PNB entered the operation with a holding of approximately 25 per cent. Purchases on 7 September increased its interest to more than 50 per cent, giving PNB effective control of Guthrie before the company's management could organise an effective response.

The speed with which the final controlling interest was assembled gave the transaction its popular description as a "Dawn Raid". However, the acquisition followed substantial prior preparation, PNB's existing minority holding, the earlier Sime Darby takeover attempt and advance identification of shareholders from whom additional shares could be acquired.

PNB subsequently made an offer for the remaining Guthrie shares, resulting in full Malaysian ownership of the company.

== Immediate outcomes and significance ==

The acquisition transferred control of Guthrie and its substantial Malaysian plantation interests from British to Malaysian corporate ownership. It accelerated the Malaysianisation of major former British plantation enterprises and contributed to the government's corporate-ownership objectives under the NEP.

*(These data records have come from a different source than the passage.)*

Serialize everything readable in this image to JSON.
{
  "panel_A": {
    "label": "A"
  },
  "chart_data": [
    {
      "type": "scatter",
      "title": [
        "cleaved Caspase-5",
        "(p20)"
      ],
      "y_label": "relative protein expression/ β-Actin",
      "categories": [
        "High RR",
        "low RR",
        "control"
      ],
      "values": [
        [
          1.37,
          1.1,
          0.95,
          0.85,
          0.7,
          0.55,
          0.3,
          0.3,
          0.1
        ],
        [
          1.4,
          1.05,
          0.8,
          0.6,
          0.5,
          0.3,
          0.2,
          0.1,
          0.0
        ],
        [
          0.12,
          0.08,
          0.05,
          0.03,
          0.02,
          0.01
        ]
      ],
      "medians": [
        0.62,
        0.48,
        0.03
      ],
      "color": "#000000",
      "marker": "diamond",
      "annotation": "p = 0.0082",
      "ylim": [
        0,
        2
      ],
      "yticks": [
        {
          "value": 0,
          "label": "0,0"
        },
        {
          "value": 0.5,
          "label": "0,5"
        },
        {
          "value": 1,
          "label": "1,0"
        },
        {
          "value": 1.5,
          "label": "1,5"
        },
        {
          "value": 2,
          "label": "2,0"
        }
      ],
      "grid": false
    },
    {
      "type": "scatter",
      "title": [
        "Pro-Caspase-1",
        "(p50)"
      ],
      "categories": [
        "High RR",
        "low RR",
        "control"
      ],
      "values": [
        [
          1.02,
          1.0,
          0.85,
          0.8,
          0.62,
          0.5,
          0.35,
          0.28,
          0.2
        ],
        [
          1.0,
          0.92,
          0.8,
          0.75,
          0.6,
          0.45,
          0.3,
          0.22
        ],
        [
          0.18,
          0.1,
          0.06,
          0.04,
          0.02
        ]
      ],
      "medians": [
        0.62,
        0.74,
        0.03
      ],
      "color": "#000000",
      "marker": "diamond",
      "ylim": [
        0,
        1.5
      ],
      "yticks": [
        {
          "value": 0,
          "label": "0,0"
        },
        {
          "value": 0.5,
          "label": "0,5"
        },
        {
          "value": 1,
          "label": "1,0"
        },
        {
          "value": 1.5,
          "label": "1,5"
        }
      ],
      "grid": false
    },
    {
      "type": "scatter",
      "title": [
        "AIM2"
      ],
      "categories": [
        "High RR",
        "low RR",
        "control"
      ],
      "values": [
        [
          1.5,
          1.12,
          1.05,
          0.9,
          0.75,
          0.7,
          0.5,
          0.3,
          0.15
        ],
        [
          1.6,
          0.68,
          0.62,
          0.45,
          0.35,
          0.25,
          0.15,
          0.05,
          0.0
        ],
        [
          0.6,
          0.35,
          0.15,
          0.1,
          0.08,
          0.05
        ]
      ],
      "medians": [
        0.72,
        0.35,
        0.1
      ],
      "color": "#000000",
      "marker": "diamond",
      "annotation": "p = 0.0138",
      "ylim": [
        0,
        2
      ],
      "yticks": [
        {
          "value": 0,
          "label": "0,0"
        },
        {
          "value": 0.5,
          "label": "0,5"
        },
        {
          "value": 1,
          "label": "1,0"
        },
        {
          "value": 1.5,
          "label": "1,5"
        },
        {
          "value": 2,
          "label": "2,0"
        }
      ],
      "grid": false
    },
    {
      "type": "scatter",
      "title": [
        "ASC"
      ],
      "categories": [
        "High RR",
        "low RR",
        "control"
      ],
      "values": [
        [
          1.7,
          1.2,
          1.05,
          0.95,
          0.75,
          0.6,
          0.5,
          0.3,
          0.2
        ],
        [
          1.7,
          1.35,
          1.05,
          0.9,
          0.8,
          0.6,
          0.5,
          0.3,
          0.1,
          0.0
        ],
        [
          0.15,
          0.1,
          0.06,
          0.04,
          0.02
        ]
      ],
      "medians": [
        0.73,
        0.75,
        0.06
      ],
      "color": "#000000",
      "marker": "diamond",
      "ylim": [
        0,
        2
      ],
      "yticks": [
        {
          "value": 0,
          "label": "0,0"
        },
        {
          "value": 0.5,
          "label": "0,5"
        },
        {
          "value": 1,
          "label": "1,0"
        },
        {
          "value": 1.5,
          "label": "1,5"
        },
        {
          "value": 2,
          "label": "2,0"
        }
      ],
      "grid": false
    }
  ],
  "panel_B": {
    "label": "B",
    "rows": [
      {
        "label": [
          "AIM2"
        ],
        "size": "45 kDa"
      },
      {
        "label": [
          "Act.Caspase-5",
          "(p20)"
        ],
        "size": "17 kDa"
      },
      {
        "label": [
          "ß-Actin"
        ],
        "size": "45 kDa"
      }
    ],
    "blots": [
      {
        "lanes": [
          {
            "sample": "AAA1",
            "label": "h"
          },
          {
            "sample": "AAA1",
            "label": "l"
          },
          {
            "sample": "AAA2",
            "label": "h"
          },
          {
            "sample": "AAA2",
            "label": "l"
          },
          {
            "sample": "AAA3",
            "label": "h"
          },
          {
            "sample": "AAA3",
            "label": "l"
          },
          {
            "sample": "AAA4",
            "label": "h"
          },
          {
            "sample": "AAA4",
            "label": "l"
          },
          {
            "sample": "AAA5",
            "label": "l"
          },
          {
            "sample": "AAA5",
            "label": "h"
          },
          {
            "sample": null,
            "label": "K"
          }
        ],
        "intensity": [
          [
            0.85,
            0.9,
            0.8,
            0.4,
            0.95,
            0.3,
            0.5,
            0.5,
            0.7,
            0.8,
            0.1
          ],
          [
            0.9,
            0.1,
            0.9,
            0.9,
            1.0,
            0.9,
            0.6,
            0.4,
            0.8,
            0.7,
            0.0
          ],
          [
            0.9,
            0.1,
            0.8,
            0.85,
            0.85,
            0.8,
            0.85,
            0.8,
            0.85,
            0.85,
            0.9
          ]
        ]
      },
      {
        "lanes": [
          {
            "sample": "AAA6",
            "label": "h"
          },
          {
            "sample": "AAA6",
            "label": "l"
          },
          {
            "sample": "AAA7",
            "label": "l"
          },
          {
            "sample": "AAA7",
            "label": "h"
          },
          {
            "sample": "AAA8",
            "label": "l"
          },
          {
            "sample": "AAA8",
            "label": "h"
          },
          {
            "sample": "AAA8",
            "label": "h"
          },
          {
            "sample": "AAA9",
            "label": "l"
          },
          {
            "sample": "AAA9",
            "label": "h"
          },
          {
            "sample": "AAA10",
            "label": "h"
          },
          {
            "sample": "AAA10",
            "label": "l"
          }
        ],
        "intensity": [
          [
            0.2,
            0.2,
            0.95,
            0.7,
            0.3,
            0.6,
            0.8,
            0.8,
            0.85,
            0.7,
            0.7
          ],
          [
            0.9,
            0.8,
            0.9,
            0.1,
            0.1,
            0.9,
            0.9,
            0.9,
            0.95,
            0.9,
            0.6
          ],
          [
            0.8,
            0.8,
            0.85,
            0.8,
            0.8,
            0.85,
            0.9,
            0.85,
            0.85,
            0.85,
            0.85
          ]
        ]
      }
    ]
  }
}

Historians have interpreted the Dawn Raid within the broader process of post-colonial economic restructuring. Yacob and White describe its origins as part of the "unfinished business" of Malaysian decolonisation, while also emphasising that Malaysian policymakers deliberately pursued acquisition through the market rather than compulsory nationalisation.

The transaction was also commercially significant. Guthrie's Malaysian plantation holdings included land whose development potential became increasingly valuable as Malaysia urbanised. PNB later disposed of a number of Guthrie's non-Malaysian interests; according to Khalid Ibrahim's retrospective account cited by Yacob and White, proceeds from these disposals ultimately exceeded the approximately £282 million acquisition cost.

The favourable subsequent financial outcome contributed to the Dawn Raid's prominent place in Malaysian corporate history. The acquisition nevertheless required financial resources beyond those available through PNB's own unit-trust funds, resulting in the involvement of PETRONAS and PERNAS in financing the transaction.

== Anglo-Malaysian relations ==

The acquisition occurred during a period of deteriorating relations between Malaysia and the United Kingdom. Disputes included the British government's treatment of university fees for overseas students and disagreements concerning commercial and aviation matters.

The Dawn Raid was one episode within these broader tensions. Mahathir's government subsequently introduced the "Buy British Last" policy, under which Malaysian government purchasing was directed away from British suppliers where alternatives were available.

The Dawn Raid has sometimes been associated with subsequent restrictions on rapid share acquisitions in the British market. However, British concern about "dawn raids" predated the Guthrie acquisition. Rules governing substantial acquisitions of shares had already been introduced by the Council for the Securities Industry in December 1980, following earlier market raids, and further regulation was already under discussion before September 1981.

== Subsequent corporate history ==

Guthrie's Malaysian operations subsequently became Kumpulan Guthrie Berhad. In 2007, Kumpulan Guthrie, Golden Hope Plantations and Sime Darby were combined as part of the formation of an enlarged Sime Darby group.

Sime Darby's plantation operations were separately listed as Sime Darby Plantation Berhad in 2017. In 2024, the company was renamed SD Guthrie Berhad, reviving the Guthrie name.

== Cancelled film project ==

In 2025, Malaysian actor and filmmaker Bront Palarae was developing a feature film titled Dawn Raid: The Hands That Rattled The Queen, based on the 1981 acquisition. The project was subsequently cancelled after financing was not secured.